As the authors explain, one reason for the change was that Sweden’s expenditure on education was relatively high; as a percentage of national income, as high as that in the United States. And with an economic crisis in the 1990s the question was, Could we manage as well by spending less? Indeed, Swedish expenditures did go down, teachers’ salaries showed relative decline, and class size increased. But there is an irony in judging the “efficiency” of Swedish education in the way economists measure it—by differential economic return related to amount of and expenditure on education—since the efficiency of education in a society in which the wage level is compressed by powerful union and other institutional pressures will inevitably appear low.

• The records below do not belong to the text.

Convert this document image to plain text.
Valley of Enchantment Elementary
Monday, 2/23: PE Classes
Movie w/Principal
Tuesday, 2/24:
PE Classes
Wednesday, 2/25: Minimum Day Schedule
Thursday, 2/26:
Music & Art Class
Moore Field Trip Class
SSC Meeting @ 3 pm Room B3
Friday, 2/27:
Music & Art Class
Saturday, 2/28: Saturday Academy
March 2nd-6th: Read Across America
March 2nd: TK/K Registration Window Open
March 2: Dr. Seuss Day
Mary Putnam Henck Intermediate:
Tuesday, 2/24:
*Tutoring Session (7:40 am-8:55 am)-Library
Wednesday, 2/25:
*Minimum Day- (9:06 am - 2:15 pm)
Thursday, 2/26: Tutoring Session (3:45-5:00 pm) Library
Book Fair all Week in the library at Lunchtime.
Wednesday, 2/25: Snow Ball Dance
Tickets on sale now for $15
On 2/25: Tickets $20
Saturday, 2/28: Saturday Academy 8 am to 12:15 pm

The Land of the Free Lunch No Longer
Among the book’s more “robust” conclusions, to use the economists’ term, is that the high Swedish expenditure on adult education (which is very well developed in Sweden, as a resource for unemployed workers and as a way of upgrading or changing one’s credentials) is not warranted by its returns: But how could it be, when, we learn, “individuals received student pay [all students are paid in Sweden—part of the commitment to equality] at the level of unemployment benefits, which in Sweden replace up to 80 percent of forgone earnings.” Wonderful Sweden! At that cost, one would have to get very good returns indeed to demonstrate that adult education pays.

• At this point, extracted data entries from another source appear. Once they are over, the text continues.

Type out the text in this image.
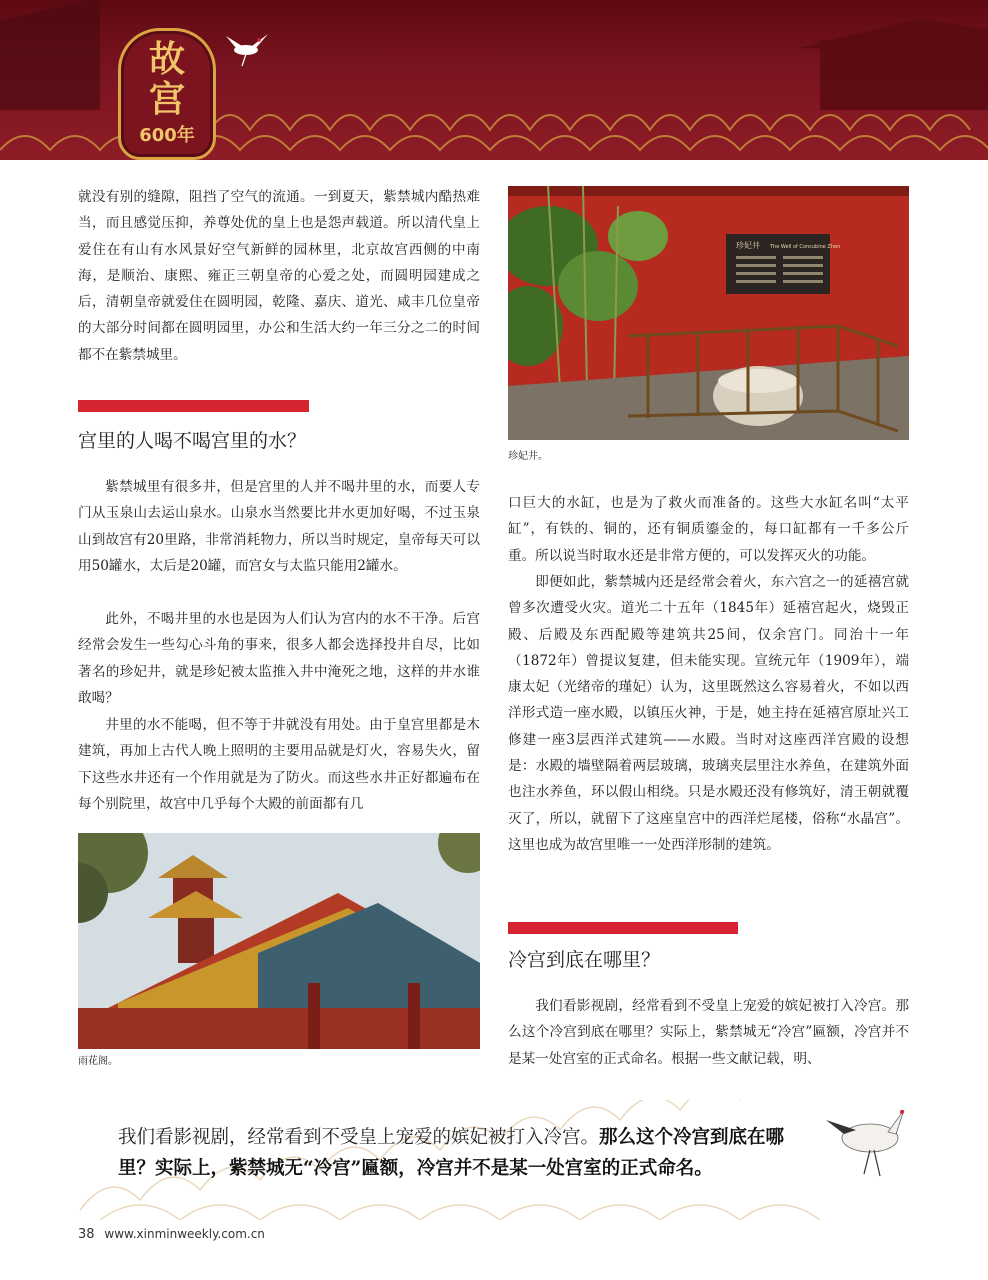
故
宫
600年

就没有别的缝隙，阻挡了空气的流通。一到夏天，紫禁城内酷热难当，而且感觉压抑，养尊处优的皇上也是怨声载道。所以清代皇上爱住在有山有水风景好空气新鲜的园林里，北京故宫西侧的中南海，是顺治、康熙、雍正三朝皇帝的心爱之处，而圆明园建成之后，清朝皇帝就爱住在圆明园，乾隆、嘉庆、道光、咸丰几位皇帝的大部分时间都在圆明园里，办公和生活大约一年三分之二的时间都不在紫禁城里。

宫里的人喝不喝宫里的水？

紫禁城里有很多井，但是宫里的人并不喝井里的水，而要人专门从玉泉山去运山泉水。山泉水当然要比井水更加好喝，不过玉泉山到故宫有20里路，非常消耗物力，所以当时规定，皇帝每天可以用50罐水，太后是20罐，而宫女与太监只能用2罐水。

此外，不喝井里的水也是因为人们认为宫内的水不干净。后宫经常会发生一些勾心斗角的事来，很多人都会选择投井自尽，比如著名的珍妃井，就是珍妃被太监推入井中淹死之地，这样的井水谁敢喝？

井里的水不能喝，但不等于井就没有用处。由于皇宫里都是木建筑，再加上古代人晚上照明的主要用品就是灯火，容易失火，留下这些水井还有一个作用就是为了防火。而这些水井正好都遍布在每个别院里，故宫中几乎每个大殿的前面都有几

雨花阁。
珍妃井 The Well of Concubine Zhen
珍妃井。

口巨大的水缸，也是为了救火而准备的。这些大水缸名叫“太平缸”，有铁的、铜的，还有铜质鎏金的，每口缸都有一千多公斤重。所以说当时取水还是非常方便的，可以发挥灭火的功能。

即便如此，紫禁城内还是经常会着火，东六宫之一的延禧宫就曾多次遭受火灾。道光二十五年（1845年）延禧宫起火，烧毁正殿、后殿及东西配殿等建筑共25间，仅余宫门。同治十一年（1872年）曾提议复建，但未能实现。宣统元年（1909年），端康太妃（光绪帝的瑾妃）认为，这里既然这么容易着火，不如以西洋形式造一座水殿，以镇压火神，于是，她主持在延禧宫原址兴工修建一座3层西洋式建筑——水殿。当时对这座西洋宫殿的设想是：水殿的墙壁隔着两层玻璃，玻璃夹层里注水养鱼，在建筑外面也注水养鱼，环以假山相绕。只是水殿还没有修筑好，清王朝就覆灭了，所以，就留下了这座皇宫中的西洋烂尾楼，俗称“水晶宫”。这里也成为故宫里唯一一处西洋形制的建筑。

冷宫到底在哪里？

我们看影视剧，经常看到不受皇上宠爱的嫔妃被打入冷宫。那么这个冷宫到底在哪里？实际上，紫禁城无“冷宫”匾额，冷宫并不是某一处宫室的正式命名。根据一些文献记载，明、

我们看影视剧，经常看到不受皇上宠爱的嫔妃被打入冷宫。那么这个冷宫到底在哪里？实际上，紫禁城无“冷宫”匾额，冷宫并不是某一处宫室的正式命名。

38 www.xinminweekly.com.cn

One of the most interesting and useful aspects of the book to the American reader is the review of research on the effects of competition and decentralization around the world, from New Zealand to Chile. One learns that the no-holds-barred conflicts that have erupted over these issues among researchers in the United States are to be found even in placid Sweden.
One finding does seem to stand up across societies: more resources will help immigrants and those who do worse in school. “The academic achievement of students from disadvantaged families is more susceptible to variations in resources than that of students from advantaged families.” The disadvantaged in Sweden are of course much less disadvantaged than those in the United States. Foreign-born students attend private schools in somewhat higher proportions than native born. But what this means in the Swedish context is not clear, as is true for this reader, of many of the findings of this book.
The general story is clear. “Our overriding conclusion is that the effects of the education reforms have been exaggerated by both sides,” write the authors. “The reforms did increase the efficiency of the school system,” as measured by results as related to costs. But the increase was modest, and “the disparities in achievement resulting from the reforms were also modest.… But by and large the newly decentralized, choice-driven system has had small positive effects on the academic performance of most Swedish students.”
The authors do not suggest going back to the earlier, more uniform, less competitive system. But they are studying the effect of a rather constrained and hardly vigorous market, as far as one can tell. Unleashed, the market might well have greater effects, on both efficiency and equality.
Nathan Glazer is professor of education and sociology emeritus at Harvard University.